A relatively new response, however, is quickly becoming one of the most common: the half-hearted, silent smile and hello while wearing an iPod. Sometimes this leads to the slow pull-off of the headphones for more conversation, but usually it stifles communication before it even starts.

Most people probably view listening to their iPod as a way to travel without getting bored. To put it on for the ten-minute-at-most walk from your dorm to class, however, is to implicitly make the value judgment that music is more important than other people.

That is not to say the iPod is causing the moral and social decay of Western society. After all, every advance in communications technology since the messenger has strengthened the ability to speak with people far away without ever having to actually see them. Generally, however, these changes have simultaneously brought people closer together at lesser expense; while having phones means you no longer have to speak with someone in person, it also means you can speak with someone you previously couldn’t.

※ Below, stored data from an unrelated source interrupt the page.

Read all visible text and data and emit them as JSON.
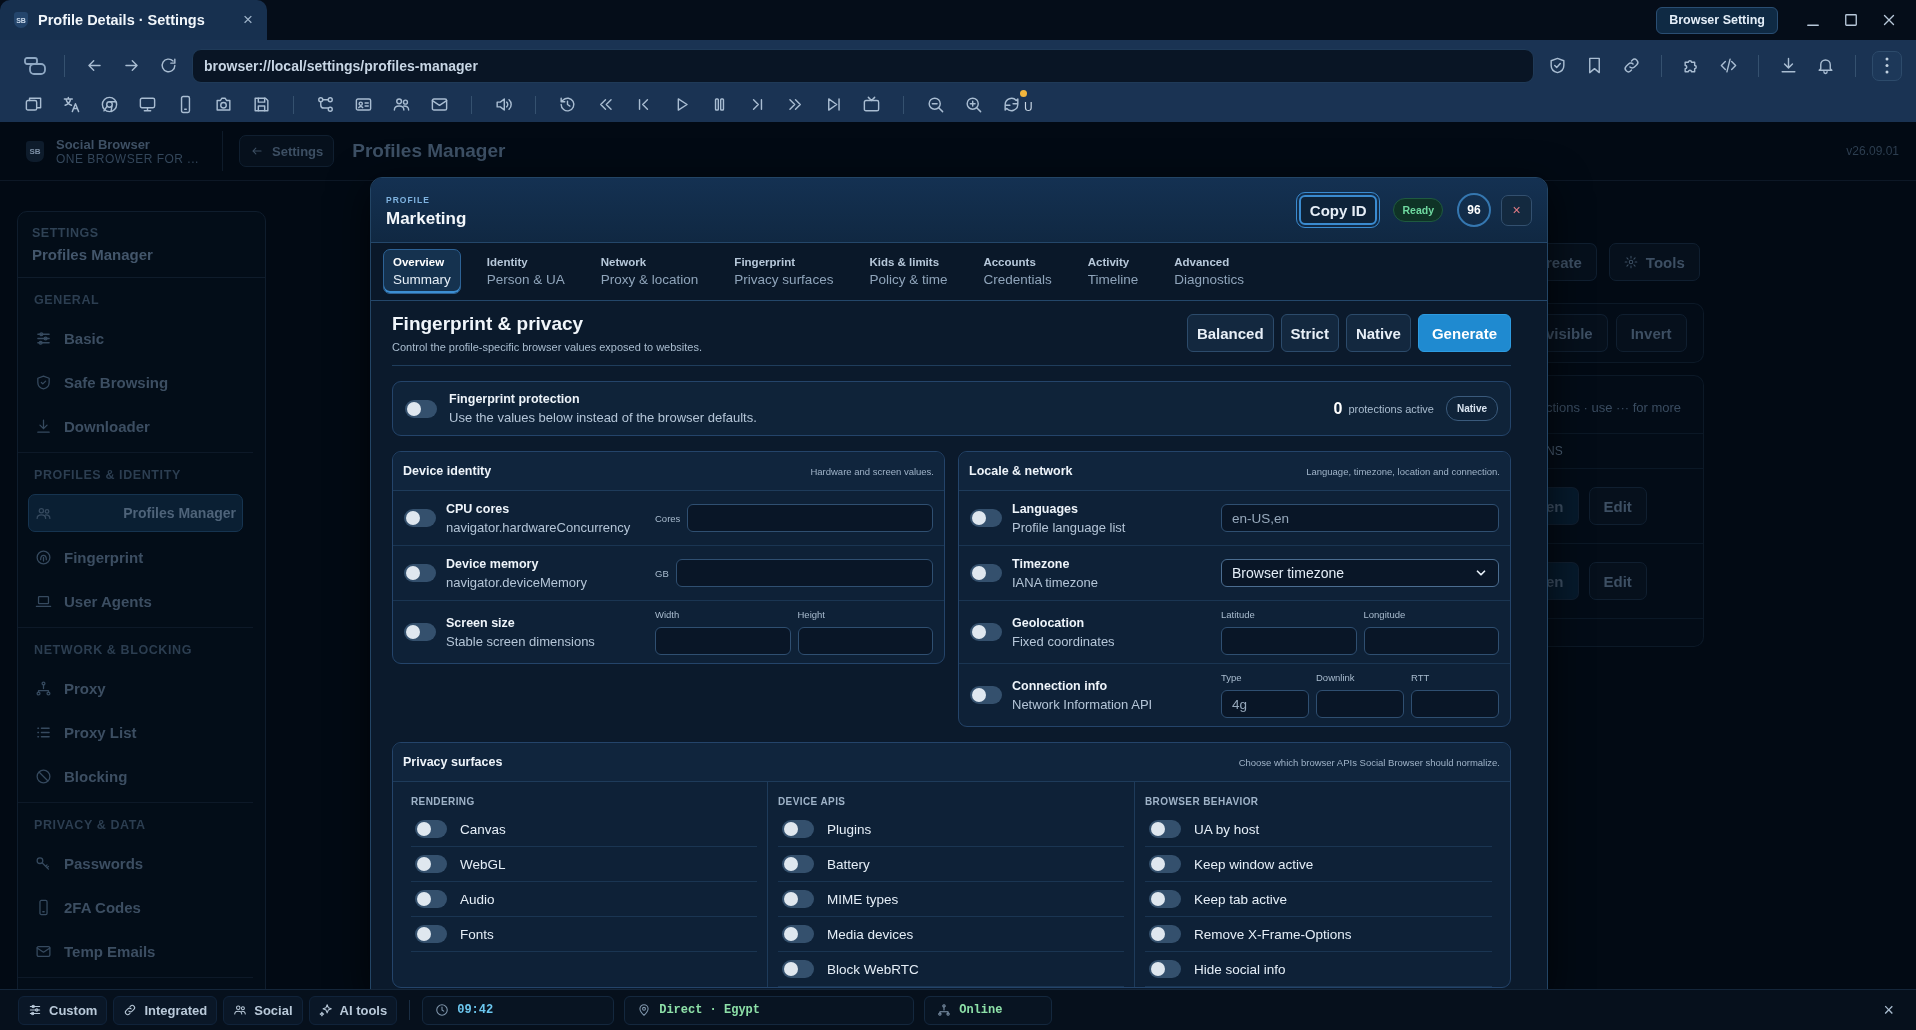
{
  "browser": {
    "tab": {
      "logo": "SB",
      "title": "Profile Details · Settings",
      "close": "×"
    },
    "corner_button": "Browser Setting",
    "address": "browser://local/settings/profiles-manager",
    "toolbar_badge": "U"
  },
  "page": {
    "brand": {
      "logo": "SB",
      "name": "Social Browser",
      "tagline": "ONE BROWSER FOR ..."
    },
    "back_button": "Settings",
    "title": "Profiles Manager",
    "version": "v26.09.01",
    "sidebar": {
      "label": "SETTINGS",
      "title": "Profiles Manager",
      "groups": [
        {
          "title": "GENERAL",
          "items": [
            {
              "label": "Basic",
              "selected": false
            },
            {
              "label": "Safe Browsing",
              "selected": false
            },
            {
              "label": "Downloader",
              "selected": false
            }
          ]
        },
        {
          "title": "PROFILES & IDENTITY",
          "items": [
            {
              "label": "Profiles Manager",
              "selected": true
            },
            {
              "label": "Fingerprint",
              "selected": false
            },
            {
              "label": "User Agents",
              "selected": false
            }
          ]
        },
        {
          "title": "NETWORK & BLOCKING",
          "items": [
            {
              "label": "Proxy",
              "selected": false
            },
            {
              "label": "Proxy List",
              "selected": false
            },
            {
              "label": "Blocking",
              "selected": false
            }
          ]
        },
        {
          "title": "PRIVACY & DATA",
          "items": [
            {
              "label": "Passwords",
              "selected": false
            },
            {
              "label": "2FA Codes",
              "selected": false
            },
            {
              "label": "Temp Emails",
              "selected": false
            }
          ]
        }
      ]
    },
    "main": {
      "actions": [
        "reate",
        "Tools"
      ],
      "filters": [
        "visible",
        "Invert"
      ],
      "hint": "ctions · use ··· for more",
      "column_heading": "NS",
      "rows": [
        {
          "open": "en",
          "edit": "Edit"
        },
        {
          "open": "en",
          "edit": "Edit"
        }
      ]
    }
  },
  "modal": {
    "label": "PROFILE",
    "name": "Marketing",
    "copy_button": "Copy ID",
    "status": "Ready",
    "score": "96",
    "close": "×",
    "tabs": [
      {
        "title": "Overview",
        "subtitle": "Summary",
        "selected": true
      },
      {
        "title": "Identity",
        "subtitle": "Person & UA",
        "selected": false
      },
      {
        "title": "Network",
        "subtitle": "Proxy & location",
        "selected": false
      },
      {
        "title": "Fingerprint",
        "subtitle": "Privacy surfaces",
        "selected": false
      },
      {
        "title": "Kids & limits",
        "subtitle": "Policy & time",
        "selected": false
      },
      {
        "title": "Accounts",
        "subtitle": "Credentials",
        "selected": false
      },
      {
        "title": "Activity",
        "subtitle": "Timeline",
        "selected": false
      },
      {
        "title": "Advanced",
        "subtitle": "Diagnostics",
        "selected": false
      }
    ],
    "section": {
      "title": "Fingerprint & privacy",
      "subtitle": "Control the profile-specific browser values exposed to websites.",
      "presets": [
        {
          "label": "Balanced",
          "kind": "secondary"
        },
        {
          "label": "Strict",
          "kind": "secondary"
        },
        {
          "label": "Native",
          "kind": "secondary"
        },
        {
          "label": "Generate",
          "kind": "primary"
        }
      ]
    },
    "protection": {
      "title": "Fingerprint protection",
      "description": "Use the values below instead of the browser defaults.",
      "on": false,
      "count": "0",
      "count_label": "protections active",
      "mode": "Native"
    },
    "cards": [
      {
        "title": "Device identity",
        "hint": "Hardware and screen values.",
        "rows": [
          {
            "name": "CPU cores",
            "detail": "navigator.hardwareConcurrency",
            "on": false,
            "fields": [
              {
                "kind": "inline",
                "label": "Cores"
              }
            ]
          },
          {
            "name": "Device memory",
            "detail": "navigator.deviceMemory",
            "on": false,
            "fields": [
              {
                "kind": "inline",
                "label": "GB"
              }
            ]
          },
          {
            "name": "Screen size",
            "detail": "Stable screen dimensions",
            "on": false,
            "fields": [
              {
                "kind": "stacked",
                "label": "Width"
              },
              {
                "kind": "stacked",
                "label": "Height"
              }
            ]
          }
        ]
      },
      {
        "title": "Locale & network",
        "hint": "Language, timezone, location and connection.",
        "rows": [
          {
            "name": "Languages",
            "detail": "Profile language list",
            "on": false,
            "fields": [
              {
                "kind": "plain",
                "placeholder": "en-US,en"
              }
            ]
          },
          {
            "name": "Timezone",
            "detail": "IANA timezone",
            "on": false,
            "fields": [
              {
                "kind": "select",
                "value": "Browser timezone"
              }
            ]
          },
          {
            "name": "Geolocation",
            "detail": "Fixed coordinates",
            "on": false,
            "fields": [
              {
                "kind": "stacked",
                "label": "Latitude"
              },
              {
                "kind": "stacked",
                "label": "Longitude"
              }
            ]
          },
          {
            "name": "Connection info",
            "detail": "Network Information API",
            "on": false,
            "fields": [
              {
                "kind": "stacked",
                "label": "Type",
                "placeholder": "4g"
              },
              {
                "kind": "stacked",
                "label": "Downlink"
              },
              {
                "kind": "stacked",
                "label": "RTT"
              }
            ]
          }
        ]
      }
    ],
    "privacy": {
      "title": "Privacy surfaces",
      "hint": "Choose which browser APIs Social Browser should normalize.",
      "columns": [
        {
          "title": "RENDERING",
          "items": [
            {
              "label": "Canvas",
              "on": false
            },
            {
              "label": "WebGL",
              "on": false
            },
            {
              "label": "Audio",
              "on": false
            },
            {
              "label": "Fonts",
              "on": false
            }
          ]
        },
        {
          "title": "DEVICE APIS",
          "items": [
            {
              "label": "Plugins",
              "on": false
            },
            {
              "label": "Battery",
              "on": false
            },
            {
              "label": "MIME types",
              "on": false
            },
            {
              "label": "Media devices",
              "on": false
            },
            {
              "label": "Block WebRTC",
              "on": false
            }
          ]
        },
        {
          "title": "BROWSER BEHAVIOR",
          "items": [
            {
              "label": "UA by host",
              "on": false
            },
            {
              "label": "Keep window active",
              "on": false
            },
            {
              "label": "Keep tab active",
              "on": false
            },
            {
              "label": "Remove X-Frame-Options",
              "on": false
            },
            {
              "label": "Hide social info",
              "on": false
            }
          ]
        }
      ]
    }
  },
  "status_bar": {
    "modes": [
      "Custom",
      "Integrated",
      "Social",
      "AI tools"
    ],
    "time": "09:42",
    "route": "Direct · Egypt",
    "connection": "Online",
    "close": "×"
  }
}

The new iPod trend replaces communication with noncommunication. The small talk that was previously essential to navigating a day is summarily cut off, replaced by a forced acceptance of the fact that you’re just not going to be sociable. It takes the stigma out of an action that would otherwise make someone a jerk, and places a wedge between people when so much is now made of the world’s “interconnectedness.” Are we now losing out on the particulars for staring so long at this big picture?

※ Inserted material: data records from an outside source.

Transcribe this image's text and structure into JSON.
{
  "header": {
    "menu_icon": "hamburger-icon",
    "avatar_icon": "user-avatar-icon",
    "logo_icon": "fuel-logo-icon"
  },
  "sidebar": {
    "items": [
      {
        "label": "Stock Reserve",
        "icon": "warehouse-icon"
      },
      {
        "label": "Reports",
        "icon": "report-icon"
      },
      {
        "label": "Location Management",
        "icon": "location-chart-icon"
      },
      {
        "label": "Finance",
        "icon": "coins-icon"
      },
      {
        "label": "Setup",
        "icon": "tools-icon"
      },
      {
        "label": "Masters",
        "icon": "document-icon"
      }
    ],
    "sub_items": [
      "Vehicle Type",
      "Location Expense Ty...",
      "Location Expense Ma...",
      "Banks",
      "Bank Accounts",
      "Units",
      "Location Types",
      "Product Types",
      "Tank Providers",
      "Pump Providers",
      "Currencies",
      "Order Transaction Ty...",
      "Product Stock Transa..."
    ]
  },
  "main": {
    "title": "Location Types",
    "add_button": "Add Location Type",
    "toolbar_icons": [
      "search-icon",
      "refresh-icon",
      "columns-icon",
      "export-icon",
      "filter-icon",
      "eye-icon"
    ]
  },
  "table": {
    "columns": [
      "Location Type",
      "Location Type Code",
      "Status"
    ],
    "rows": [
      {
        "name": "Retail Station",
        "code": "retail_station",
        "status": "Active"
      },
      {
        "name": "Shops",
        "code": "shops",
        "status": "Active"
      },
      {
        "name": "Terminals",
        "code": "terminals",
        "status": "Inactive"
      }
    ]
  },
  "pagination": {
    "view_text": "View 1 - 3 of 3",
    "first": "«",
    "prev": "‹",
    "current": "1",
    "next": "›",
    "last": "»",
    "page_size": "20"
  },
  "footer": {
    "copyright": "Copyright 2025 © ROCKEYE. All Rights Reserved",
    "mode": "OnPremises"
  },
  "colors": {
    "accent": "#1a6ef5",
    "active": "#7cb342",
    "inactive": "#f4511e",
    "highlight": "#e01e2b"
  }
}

Perhaps the real problem is that the iPod acts as a sort of filter, stopping all communication that is nonessential. The potential results are disastrous. Fox News tries the same thing in its broadcasting, skipping even verbs (especially the essential “be” verbs) in a quest to throw as much information out as possible: “President Bush in danger!” Want to see a movie? “Homework unfinished.” Can’t get by? “In my way.” Sure, it’s hyperbolic, but is this the path we want to follow?

At any rate, a walk across campus isn’t a long bus ride, and there is no reason to concentrate particularly hard on anything. It’s a few minutes where the chance you will see someone you know, probably even people you don’t see every day, is pretty high. These are exactly the moments when we shouldn’t be building barriers, where just a word or two does make a difference and are not so hard to spare. We can isolate ourselves at home, not in public.

I just want someone to talk with. .me.